In diesem Frühjahr bekam Wang, den der Sinologie Daniel Leese unlängst den „wahrscheinlich einflussreichsten Intellektuellen der Welt“ nannte, von Xi Jinping eine weitere Rolle zugewiesen: Er ist als Vorsitzender eines wichtigen Beratungsgremiums nun mitverantwortlich für Chinas Taiwan-Politik. Die Volksrepublik betrachtet den demokratisch regierten Inselstaat als Teil des eigenen Staatsgebiets.
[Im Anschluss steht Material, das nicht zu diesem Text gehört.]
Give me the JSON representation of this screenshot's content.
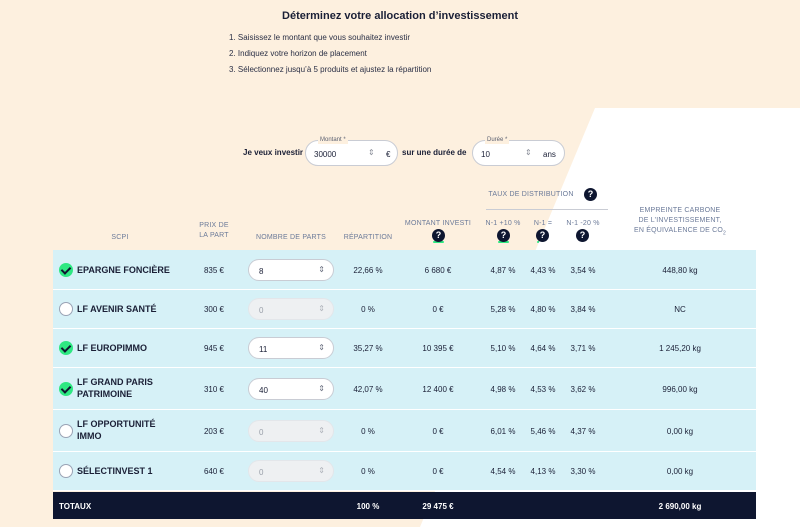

Anfang Februar traf Wang Huning einen führenden taiwanischen Oppositionspolitiker und schlug dabei überraschend sanfte Töne an. Beide Seiten sollen „gemeinsam den Frieden und die Stabilität in der Taiwanstraße sichern“, sagte Wang laut chinesischen Staatsmedien. Wie das gehen soll angesichts der zunehmenden militärischen Drohungen Chinas, während in Taiwan sich nur noch eine verschwindend kleine Minderheit eine „Wiedervereinigung“ mit der Volksrepublik vorstellen kann – auf diese Frage muss Wang nun eine überzeugende Antwort finden. Sollte ihm das nicht gelingen, dürfte der Konflikt mit dem Westen weiter eskalieren. Denn Xi Jinping hat längst klargemacht: Wenn es um Taiwan geht, wird China „niemals versprechen, auf die Anwendung von Gewalt zu verzichten“.